明治五年に日本で初めて鉄道が開通したとき標準軌ではなく1067mmの狭軌が採用されたのは, お雇い外国人技術者の植民地的感覚にあり, それいらい技術的なハンディキャップになっている. 明治末にはすでに横浜線で狭軌と標準軌の比較実験が行われたほどである. しかし財政的な理由から改軌は実現せず, そのため狭軌の制約の中でできるだけ性能を高める「リミット・デザイン 」という不健全な技術開発が延々と行われてきた. 横転事故の遠因を台車の構造に求める説を唱える者もいるが, リミット・デザインの呪縛のなかでの発想であり本質的とはいえない.

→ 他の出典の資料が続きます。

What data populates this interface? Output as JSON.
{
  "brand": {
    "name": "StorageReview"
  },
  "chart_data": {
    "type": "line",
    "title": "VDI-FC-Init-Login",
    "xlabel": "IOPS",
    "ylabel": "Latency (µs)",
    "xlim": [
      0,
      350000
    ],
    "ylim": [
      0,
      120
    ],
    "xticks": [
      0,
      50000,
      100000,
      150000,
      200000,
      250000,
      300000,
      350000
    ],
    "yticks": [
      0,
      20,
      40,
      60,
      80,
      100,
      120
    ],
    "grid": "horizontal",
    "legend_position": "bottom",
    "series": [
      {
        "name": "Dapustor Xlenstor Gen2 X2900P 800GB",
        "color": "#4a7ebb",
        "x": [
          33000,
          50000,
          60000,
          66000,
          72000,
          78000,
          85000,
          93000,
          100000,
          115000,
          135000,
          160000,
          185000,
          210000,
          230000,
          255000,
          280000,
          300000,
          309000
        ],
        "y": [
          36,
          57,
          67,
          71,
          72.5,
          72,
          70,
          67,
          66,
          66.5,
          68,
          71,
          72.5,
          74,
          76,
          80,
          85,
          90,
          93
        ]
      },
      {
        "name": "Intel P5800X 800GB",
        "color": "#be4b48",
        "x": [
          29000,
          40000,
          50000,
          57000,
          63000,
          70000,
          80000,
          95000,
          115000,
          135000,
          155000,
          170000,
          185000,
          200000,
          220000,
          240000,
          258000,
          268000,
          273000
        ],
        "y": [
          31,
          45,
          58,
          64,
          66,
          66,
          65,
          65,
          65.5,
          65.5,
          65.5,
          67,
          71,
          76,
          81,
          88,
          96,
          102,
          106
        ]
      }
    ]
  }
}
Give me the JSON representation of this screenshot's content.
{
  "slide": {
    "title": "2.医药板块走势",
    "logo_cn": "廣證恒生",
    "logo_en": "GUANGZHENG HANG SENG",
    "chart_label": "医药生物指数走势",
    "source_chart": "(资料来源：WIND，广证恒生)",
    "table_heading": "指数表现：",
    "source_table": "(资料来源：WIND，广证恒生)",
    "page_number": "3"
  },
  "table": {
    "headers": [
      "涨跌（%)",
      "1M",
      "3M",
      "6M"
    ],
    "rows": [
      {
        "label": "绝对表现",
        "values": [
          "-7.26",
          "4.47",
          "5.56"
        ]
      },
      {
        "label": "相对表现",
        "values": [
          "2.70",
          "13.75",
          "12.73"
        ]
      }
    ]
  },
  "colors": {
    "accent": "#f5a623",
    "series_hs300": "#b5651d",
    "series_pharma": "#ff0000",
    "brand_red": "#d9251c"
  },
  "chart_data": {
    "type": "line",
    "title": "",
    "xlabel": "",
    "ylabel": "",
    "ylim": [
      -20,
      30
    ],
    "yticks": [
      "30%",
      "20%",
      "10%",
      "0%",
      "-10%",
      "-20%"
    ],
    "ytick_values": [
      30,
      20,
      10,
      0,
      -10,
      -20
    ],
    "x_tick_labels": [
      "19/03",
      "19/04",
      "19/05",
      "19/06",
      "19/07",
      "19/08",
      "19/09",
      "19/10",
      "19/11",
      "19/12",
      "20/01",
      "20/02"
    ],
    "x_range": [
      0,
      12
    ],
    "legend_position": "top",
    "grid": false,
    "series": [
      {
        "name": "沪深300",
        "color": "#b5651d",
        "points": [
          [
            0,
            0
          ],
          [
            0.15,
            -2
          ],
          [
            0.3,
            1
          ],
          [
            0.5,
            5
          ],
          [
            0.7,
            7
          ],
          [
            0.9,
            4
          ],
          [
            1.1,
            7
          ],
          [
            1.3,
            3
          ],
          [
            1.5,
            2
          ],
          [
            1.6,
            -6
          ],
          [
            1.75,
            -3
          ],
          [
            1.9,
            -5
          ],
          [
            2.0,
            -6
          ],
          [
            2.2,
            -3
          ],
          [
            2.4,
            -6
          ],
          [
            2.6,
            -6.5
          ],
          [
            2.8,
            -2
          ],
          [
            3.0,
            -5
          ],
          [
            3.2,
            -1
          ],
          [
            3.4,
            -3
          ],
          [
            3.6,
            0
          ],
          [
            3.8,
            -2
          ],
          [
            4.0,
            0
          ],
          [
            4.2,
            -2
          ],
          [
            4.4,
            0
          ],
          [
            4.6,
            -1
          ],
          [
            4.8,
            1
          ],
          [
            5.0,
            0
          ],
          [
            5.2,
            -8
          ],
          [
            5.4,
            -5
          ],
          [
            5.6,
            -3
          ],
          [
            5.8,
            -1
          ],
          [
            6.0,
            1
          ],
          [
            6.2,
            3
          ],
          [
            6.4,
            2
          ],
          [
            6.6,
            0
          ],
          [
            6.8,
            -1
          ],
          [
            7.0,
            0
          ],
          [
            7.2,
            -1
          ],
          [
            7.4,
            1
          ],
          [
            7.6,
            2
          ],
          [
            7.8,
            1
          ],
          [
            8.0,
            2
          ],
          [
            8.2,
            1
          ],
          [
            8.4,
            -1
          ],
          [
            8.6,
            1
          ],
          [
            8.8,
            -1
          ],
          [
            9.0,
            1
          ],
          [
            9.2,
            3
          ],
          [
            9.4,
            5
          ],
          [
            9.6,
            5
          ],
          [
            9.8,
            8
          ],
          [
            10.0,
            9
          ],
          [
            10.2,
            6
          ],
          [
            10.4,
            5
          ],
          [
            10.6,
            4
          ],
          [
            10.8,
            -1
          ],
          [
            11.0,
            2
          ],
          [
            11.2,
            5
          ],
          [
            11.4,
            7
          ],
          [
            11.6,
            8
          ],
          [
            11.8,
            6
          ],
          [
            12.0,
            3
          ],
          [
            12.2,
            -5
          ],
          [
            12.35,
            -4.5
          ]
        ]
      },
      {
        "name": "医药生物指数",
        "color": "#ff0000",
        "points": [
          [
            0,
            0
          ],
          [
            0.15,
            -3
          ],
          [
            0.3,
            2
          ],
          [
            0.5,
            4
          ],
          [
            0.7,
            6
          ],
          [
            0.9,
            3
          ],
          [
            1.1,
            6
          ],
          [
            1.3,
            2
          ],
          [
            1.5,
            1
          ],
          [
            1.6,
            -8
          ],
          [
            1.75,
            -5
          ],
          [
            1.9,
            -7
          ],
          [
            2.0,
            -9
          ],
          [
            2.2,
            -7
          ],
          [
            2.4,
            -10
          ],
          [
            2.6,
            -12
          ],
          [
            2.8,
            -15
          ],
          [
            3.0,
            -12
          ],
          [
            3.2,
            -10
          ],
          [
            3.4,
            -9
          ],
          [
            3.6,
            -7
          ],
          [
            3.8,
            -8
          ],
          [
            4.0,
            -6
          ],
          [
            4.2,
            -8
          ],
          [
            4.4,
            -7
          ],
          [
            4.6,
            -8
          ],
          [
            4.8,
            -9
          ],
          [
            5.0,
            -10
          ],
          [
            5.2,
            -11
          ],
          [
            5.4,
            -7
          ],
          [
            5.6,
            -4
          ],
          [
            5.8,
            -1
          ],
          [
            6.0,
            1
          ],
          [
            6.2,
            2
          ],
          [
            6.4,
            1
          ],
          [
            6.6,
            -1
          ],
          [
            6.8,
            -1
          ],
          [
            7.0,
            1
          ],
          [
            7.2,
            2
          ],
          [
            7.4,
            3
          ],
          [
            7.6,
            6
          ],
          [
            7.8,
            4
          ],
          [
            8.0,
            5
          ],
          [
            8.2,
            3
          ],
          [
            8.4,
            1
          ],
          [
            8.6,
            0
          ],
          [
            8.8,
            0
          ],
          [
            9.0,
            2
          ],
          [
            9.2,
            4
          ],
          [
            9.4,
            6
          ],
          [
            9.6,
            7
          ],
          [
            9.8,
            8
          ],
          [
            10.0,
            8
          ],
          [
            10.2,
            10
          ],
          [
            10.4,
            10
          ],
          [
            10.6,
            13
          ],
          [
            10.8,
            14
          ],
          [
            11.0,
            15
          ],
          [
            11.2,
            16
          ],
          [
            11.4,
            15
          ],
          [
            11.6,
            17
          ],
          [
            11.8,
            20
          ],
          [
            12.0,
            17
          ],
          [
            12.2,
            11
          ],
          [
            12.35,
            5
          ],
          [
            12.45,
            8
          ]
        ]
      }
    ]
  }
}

京浜急行や近畿日本鉄道など一部の私鉄は標準軌であり, ロールの少ない乗り心地を提供しているが ,旧国鉄においては昭和三十九年の新幹線開業で初めて標準軌を大々的に採用した. これは高速を出すため狭軌では実現できないレベルの安定性と車両性能が必要とされたからである. その一方で在来線のゲージ問題は放置されきたが, 唯一新幹線の乗り入れを目的として改軌がなされたのは山形新幹線である.

国鉄が民営化されてJRとなり,航空機との競争や地方の要望などで在来線にも 今までより高性能な車両が投入され、時間短縮がはかられている. その中で,連続する転覆事故は狭軌の限界を露呈したものといえる. いかなるハイテクによっても物理の法則を覆すことはできない. 後付けの対策でお茶を濁さず,今こそ標準軌化という技術の王道によっ て安全な輸送を実現すべきだ.